Halkından iğrenmenin en eski örneklerini ben Cumhuriyet dönemi aydınlarımızdan Yakup Kadri’nin Yaban romanından bilirim. Ne zaman birinin; halkın cahilliğinden, kabalığından, görgüsüzlüğünden, yobazlığından bahisle ahkâm kestiğine şahit olsam, aklıma bu romanın kolsuz kahramanı gelir. Eser roman kahramanı Ahmet Celal’in hatıraları şeklinde düzenlenmiştir.
Birinci Dünya Savaşı’na iyi yetişmiş bir subay olarak katılan roman kahramanı bir kolunu kaybeder. O artık otuz iki yaşında bir mütekaittir. İngiliz işgali yıllarında vaktiyle emir eri olan Mehmet Ali’nin davetine uyarak İstanbul’dan kalkıp Eskişehir’in Porsuk çayı yakınlarındaki bir köye gelir. Mehmet Ali’nin evine yerleşen Ahmet Celal için köy de köylüler de iğrençtir. Kadınlar ta uzaktan tezek kokar. Boz eşek bile kendisine Mehmet Ali’nin kardeşi İsmail’den daha yakındır.
Yazar, romanın çeşitli yerlerinde Türk aydını ile Türk halkının ayrı düşmüşlüğünü anlatmaya çalışır. Bunları bir tespit ve itiraf olarak da aktarır: “Gün geçtikçe daha iyi anlıyorum: Türk “entelektüel”’i, Türk aydını, Türk ülkesi denilen bu engin ve ıssız dünya içinde bir garip yalnız kişidir... Her memleketin köylüsüyle okumuş yazmış zümresi arasında, aynı derin uçurum var mıdır? Bilmiyorum! Fakat okumuş bir İstanbul çocuğu ile bir Anadolu köylüsü arasındaki fark bir Londralı İngiliz’le bir Pencaplı Hintli arasındaki farktan daha büyüktür.”
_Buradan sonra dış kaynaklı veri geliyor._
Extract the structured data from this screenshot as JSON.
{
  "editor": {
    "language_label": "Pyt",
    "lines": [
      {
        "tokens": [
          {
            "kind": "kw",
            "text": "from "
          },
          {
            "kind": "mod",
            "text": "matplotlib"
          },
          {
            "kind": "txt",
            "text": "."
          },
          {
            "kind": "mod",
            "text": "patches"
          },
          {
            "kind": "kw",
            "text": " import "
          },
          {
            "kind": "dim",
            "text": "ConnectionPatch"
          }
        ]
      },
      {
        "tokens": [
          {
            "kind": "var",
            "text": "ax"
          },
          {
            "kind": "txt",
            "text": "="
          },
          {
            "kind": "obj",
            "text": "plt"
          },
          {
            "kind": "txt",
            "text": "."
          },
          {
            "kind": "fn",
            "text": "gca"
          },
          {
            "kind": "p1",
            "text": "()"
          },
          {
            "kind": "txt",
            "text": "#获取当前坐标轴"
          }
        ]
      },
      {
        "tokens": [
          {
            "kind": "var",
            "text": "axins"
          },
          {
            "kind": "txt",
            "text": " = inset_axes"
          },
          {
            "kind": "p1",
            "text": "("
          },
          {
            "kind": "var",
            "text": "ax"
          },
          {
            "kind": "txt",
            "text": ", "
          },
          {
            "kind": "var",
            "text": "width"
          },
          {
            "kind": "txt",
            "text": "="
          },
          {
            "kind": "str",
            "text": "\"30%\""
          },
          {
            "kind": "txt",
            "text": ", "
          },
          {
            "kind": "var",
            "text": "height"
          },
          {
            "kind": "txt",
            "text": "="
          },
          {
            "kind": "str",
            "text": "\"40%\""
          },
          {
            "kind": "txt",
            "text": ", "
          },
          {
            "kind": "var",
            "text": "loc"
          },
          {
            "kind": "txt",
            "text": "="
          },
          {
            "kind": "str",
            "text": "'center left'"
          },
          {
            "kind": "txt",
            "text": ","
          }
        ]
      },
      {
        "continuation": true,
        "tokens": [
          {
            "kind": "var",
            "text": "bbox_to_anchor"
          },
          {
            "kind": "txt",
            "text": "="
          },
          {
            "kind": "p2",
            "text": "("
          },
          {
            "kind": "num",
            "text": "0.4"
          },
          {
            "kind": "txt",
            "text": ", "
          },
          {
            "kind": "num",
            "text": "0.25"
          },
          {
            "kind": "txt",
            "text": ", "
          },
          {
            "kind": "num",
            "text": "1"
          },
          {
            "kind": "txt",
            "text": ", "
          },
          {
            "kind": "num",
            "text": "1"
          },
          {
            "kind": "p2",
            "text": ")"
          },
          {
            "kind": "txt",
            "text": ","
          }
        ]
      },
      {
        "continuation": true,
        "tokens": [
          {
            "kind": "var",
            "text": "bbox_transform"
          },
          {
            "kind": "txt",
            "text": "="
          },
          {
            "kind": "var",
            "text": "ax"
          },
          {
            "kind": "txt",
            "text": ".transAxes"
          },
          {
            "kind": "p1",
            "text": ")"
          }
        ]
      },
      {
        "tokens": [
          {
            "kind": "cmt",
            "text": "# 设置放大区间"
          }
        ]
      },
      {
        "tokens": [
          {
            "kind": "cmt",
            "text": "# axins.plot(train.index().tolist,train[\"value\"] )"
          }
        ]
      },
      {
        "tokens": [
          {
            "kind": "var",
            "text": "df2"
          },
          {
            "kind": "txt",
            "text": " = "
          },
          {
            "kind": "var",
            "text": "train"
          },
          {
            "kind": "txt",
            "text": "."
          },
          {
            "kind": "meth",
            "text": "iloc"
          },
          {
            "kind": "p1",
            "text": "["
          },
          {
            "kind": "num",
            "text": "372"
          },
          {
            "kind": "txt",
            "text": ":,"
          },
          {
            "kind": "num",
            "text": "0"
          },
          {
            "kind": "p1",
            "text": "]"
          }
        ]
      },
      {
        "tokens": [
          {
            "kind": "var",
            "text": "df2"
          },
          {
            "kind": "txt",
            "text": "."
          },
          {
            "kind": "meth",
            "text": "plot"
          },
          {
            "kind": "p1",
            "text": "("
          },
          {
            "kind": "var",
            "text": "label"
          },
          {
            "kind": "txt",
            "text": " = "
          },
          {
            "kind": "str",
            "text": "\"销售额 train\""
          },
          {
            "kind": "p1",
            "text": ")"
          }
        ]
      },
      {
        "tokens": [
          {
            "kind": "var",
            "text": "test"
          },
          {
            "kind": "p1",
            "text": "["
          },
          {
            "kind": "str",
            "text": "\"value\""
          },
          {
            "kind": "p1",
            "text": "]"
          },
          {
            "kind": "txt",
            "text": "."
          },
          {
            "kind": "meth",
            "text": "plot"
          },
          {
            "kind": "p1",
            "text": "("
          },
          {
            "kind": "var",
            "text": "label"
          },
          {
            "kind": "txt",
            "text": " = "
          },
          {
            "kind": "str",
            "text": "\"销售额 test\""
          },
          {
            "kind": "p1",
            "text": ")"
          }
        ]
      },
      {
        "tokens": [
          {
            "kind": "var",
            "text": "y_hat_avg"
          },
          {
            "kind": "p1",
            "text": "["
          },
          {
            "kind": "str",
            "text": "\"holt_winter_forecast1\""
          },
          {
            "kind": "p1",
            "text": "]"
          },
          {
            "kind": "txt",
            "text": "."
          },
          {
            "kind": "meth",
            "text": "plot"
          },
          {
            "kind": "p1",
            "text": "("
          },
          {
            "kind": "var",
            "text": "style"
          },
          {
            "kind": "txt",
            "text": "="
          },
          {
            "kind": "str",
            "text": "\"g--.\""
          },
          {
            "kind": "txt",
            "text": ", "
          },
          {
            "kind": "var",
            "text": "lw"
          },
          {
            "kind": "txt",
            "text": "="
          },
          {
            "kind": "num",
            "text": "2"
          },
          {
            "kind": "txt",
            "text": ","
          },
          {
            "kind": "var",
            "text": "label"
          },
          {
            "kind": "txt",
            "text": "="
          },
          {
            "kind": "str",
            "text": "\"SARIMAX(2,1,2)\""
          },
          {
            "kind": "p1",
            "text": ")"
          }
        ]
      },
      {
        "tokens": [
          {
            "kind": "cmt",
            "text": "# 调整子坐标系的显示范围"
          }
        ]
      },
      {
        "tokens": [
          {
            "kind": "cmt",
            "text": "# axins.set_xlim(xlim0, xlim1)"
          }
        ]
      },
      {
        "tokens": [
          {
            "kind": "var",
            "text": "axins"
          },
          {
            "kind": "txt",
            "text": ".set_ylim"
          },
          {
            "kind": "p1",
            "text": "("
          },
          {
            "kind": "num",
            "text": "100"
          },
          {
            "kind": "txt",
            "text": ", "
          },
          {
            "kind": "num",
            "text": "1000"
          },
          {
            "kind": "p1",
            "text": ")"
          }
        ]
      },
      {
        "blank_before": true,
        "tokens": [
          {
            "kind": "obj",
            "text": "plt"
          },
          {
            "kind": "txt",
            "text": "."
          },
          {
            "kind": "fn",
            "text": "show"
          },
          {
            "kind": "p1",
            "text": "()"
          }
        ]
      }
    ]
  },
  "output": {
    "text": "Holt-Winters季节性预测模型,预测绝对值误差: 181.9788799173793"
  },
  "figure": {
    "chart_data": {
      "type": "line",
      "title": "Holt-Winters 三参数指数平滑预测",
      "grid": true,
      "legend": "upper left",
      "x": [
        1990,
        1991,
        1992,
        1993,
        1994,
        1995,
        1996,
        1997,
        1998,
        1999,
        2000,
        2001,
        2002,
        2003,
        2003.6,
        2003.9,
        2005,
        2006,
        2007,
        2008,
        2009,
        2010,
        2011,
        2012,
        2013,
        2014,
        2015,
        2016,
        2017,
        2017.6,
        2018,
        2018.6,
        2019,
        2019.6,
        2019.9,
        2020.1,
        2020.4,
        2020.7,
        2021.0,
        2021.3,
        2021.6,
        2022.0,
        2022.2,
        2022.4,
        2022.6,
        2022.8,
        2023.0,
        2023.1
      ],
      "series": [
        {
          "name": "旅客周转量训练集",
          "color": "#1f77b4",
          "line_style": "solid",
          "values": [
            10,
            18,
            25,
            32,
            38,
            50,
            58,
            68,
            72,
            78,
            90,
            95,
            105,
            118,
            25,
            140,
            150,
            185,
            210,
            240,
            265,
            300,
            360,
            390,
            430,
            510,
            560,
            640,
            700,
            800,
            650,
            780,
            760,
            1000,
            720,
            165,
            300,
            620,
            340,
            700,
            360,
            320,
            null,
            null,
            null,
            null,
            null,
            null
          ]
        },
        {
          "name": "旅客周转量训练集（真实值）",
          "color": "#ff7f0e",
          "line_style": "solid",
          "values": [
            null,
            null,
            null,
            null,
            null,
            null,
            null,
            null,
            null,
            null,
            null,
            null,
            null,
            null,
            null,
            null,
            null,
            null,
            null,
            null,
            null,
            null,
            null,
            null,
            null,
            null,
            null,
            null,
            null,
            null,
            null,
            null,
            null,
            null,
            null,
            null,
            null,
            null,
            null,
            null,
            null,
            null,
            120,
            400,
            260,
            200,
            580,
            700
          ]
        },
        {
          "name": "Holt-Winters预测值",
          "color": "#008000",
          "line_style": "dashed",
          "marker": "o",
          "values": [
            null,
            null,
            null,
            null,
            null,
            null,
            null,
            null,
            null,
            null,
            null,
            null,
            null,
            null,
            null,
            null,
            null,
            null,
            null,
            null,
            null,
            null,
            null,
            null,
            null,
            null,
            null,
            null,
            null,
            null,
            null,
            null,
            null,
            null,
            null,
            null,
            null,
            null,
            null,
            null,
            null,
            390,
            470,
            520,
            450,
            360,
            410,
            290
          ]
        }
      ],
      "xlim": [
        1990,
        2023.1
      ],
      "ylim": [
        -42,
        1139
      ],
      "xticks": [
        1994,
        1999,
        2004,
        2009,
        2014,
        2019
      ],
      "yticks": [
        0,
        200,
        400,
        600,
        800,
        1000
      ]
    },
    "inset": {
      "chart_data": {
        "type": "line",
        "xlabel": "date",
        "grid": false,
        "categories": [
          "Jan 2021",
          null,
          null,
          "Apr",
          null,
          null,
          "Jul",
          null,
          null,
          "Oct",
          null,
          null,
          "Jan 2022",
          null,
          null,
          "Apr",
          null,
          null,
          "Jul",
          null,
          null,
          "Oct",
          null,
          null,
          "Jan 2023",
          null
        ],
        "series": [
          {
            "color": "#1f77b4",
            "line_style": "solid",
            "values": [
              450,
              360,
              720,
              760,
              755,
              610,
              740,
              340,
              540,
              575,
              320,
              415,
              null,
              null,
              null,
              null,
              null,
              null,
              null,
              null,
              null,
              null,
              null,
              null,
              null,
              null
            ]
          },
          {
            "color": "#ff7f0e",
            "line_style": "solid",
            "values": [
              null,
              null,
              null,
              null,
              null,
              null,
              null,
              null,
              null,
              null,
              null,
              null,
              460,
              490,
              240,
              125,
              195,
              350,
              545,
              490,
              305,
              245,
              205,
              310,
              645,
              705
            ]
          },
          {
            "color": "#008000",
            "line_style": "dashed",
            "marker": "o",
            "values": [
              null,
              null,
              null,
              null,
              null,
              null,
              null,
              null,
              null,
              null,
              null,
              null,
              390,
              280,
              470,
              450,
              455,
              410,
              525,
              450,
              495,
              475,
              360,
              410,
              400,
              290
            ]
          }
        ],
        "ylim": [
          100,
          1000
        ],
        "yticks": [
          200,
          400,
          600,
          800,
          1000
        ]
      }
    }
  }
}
Bir gün köye bir şeyh gelir. Aslında Yakup Kadri, Anadolu’nun geri kalmışlığındaki faktörleri incelerken din adına hüküm süren insanları da sorgular ve yargılar. Hatta günün birinde köye gelen, köy halkının inanılmaz bir hürmet gösterdiği, şeyh hakkında düşünürken onu düşman askerlerine benzetir: “Benim için, bu bunak Türk Şeyhinin, İstanbul’daki İngiliz subayından farkı nedir? Her ikisinin ruhu ile benim ruhum arasındaki uçurum aynı derecede derin ve karanlıktır. Bu da onun gibi, beni kamçı ile dövecek ya da, beni zindanda çürütmekten zevk duyacak.” Bazı yerlerde kendi ayrı düşüşünü perçinlemek ve halkı anlatmak için de acımasız yargılamalarda bulunur: “Bunlar henüz sosyal bir yaratık haline bile gelmemiştir. Ta yontulmamış taş devrindeki insanlar gibi yaşıyorlar.” Hatta bir yerinde bu insanlara karşı hissettiklerini şu şekilde izah eder: “Bu insanlar, her gün hiçe saydığım, hor gördüğüm, hatta bazen de tiksindiğim kimseler değil midir?”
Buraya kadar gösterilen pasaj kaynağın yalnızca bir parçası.